Cepsa and the Port of Rotterdam established the first green hydrogen corridor between southern and northern Europe, ensuring a green hydrogen supply chain between two of Europe’s main ports, Rotterdam and Algeciras.
The cooperation is part of Rotterdam’s ambition to supply Northwest Europe with 4.6 million tonnes of green hydrogen by 2030
Cepsa plans to export hydrogen produced at its San Roque Energy Park near the Bay of Algeciras, through hydrogen carriers, such as ammonia or methanol, to the Port of Rotterdam. Rotterdam is the most important energy port in Europe, handling 13% of European energy demand, while the Port of Algeciras is first in Spain, fourth in Europe, and an important trade route between Europe and Asia.
With the Dutch Government’s support, and as part of Rotterdam’s Energy Transition plans, the Port Authority and many private companies active in the port area are developing the necessary infrastructure and facilities for the import of green hydrogen and its distribution into Northwest Europe, connecting large industrial centres in the Netherlands, Belgium and Germany using hydrogen pipelines. Cepsa is the main energy company in Algeciras, close to Gibraltar.
This supply of green fuels will help to decarbonize industry and maritime transport in the Bay of Algeciras and Rotterdam and to support the European Union’s RePower EU strategy, which seeks to guarantee Europe’s energy independence and security and stimulate the production of clean energy. The trade lane is expected to be operational by 2027. Cepsa also intends to develop a similar supply chain from its La Rábida Energy Park in Huelva.
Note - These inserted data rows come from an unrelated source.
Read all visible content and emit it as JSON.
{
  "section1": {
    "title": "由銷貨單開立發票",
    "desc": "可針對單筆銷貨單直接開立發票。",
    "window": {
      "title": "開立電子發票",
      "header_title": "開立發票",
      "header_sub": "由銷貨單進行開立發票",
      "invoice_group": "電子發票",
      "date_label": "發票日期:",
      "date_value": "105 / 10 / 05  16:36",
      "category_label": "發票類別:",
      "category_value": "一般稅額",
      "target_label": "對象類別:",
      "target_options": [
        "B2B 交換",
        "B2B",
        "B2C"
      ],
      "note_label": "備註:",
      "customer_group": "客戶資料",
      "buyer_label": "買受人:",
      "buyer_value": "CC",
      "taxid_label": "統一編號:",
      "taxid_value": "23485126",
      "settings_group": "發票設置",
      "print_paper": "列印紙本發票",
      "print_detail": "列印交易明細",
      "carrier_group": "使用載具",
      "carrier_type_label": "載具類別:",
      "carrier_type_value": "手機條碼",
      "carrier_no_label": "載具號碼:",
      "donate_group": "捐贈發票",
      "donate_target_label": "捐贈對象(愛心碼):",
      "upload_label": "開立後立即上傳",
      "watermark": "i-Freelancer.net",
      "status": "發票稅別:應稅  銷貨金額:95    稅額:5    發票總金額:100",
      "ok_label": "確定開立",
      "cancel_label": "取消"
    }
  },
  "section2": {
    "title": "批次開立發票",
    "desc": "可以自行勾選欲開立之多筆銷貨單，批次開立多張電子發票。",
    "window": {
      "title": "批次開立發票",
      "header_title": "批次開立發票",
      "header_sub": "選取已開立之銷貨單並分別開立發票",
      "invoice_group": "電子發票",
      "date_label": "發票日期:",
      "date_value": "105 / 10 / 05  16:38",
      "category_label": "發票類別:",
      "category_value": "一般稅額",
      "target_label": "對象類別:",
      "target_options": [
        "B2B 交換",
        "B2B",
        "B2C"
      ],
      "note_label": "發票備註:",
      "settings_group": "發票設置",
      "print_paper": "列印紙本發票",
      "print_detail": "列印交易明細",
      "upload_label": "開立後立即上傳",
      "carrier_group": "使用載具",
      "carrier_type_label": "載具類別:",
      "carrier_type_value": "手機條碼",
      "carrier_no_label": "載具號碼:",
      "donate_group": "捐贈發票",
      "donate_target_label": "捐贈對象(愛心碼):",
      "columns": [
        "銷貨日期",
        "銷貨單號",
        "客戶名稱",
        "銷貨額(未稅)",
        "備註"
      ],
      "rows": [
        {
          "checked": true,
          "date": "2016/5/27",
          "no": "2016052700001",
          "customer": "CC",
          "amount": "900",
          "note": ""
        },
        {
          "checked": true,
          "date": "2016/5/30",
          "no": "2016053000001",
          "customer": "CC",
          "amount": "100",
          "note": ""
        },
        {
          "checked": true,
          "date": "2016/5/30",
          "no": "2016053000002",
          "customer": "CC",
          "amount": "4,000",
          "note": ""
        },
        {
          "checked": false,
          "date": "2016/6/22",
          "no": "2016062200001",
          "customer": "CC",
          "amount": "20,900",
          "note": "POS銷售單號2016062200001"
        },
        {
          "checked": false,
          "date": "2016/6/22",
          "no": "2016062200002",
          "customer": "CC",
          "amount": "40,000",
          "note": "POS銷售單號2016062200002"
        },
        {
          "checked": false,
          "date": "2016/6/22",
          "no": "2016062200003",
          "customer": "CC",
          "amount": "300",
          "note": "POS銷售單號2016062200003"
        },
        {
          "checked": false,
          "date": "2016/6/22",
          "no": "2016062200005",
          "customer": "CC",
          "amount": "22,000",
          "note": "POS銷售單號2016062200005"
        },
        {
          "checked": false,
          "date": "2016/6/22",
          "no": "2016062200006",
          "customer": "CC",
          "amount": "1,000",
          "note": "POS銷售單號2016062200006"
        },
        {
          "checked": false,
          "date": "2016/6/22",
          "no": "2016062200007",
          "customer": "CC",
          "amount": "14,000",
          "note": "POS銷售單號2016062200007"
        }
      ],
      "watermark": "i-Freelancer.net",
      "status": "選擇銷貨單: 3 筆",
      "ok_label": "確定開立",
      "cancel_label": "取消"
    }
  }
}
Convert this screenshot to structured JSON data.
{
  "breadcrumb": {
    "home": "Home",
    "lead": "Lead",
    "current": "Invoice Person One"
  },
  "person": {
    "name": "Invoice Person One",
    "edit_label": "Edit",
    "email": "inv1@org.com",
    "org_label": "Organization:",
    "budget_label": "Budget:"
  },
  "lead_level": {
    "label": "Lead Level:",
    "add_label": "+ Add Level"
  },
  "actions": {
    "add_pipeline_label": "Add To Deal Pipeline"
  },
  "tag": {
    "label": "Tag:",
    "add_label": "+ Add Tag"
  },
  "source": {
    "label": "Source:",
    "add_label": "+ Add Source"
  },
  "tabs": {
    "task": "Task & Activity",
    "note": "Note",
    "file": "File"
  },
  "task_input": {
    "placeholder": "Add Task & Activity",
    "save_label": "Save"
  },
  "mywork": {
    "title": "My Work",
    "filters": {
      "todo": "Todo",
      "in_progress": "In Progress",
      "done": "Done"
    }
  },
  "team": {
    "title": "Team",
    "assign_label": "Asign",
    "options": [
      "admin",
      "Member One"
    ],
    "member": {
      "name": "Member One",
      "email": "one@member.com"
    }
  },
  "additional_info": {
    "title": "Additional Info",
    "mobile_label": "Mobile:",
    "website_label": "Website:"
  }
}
Under its Positive Motion strategy, Cepsa aspires to lead green hydrogen production in Spain and Portugal by 2030 with a production capacity of 2GW, half the current target set by the Spanish Government, and to become a major player in Europe. To generate the renewable energy necessary for its production, Cepsa will develop a portfolio of 7 GW of renewable, wind and solar projects alongside working hand in hand with other renewable energy producers in Andalusia to promote the integration of these new plants into the electricity system.
Cepsa’s Energy Parks in Andalusia have access to the most competitive renewable electricity in Europe, along with well-developed industrial infrastructure and direct sea access, presenting optimal conditions for developing large-scale competitive green hydrogen projects.
Maarten Wetselaar, CEO of Cepsa, said, “The opportunity to build the first green hydrogen corridor in Algeciras, the leading energy port in Spain, demonstrates the unique role that Spain, and in particular Andalusia, will play in the energy transition in Europe.”
Allard Castelein, CEO Port of Rotterdam Authority, said, “We expect that in 2050 some 20 Mton of hydrogen will flow through the port, of which only 2 Mton will be produced locally.”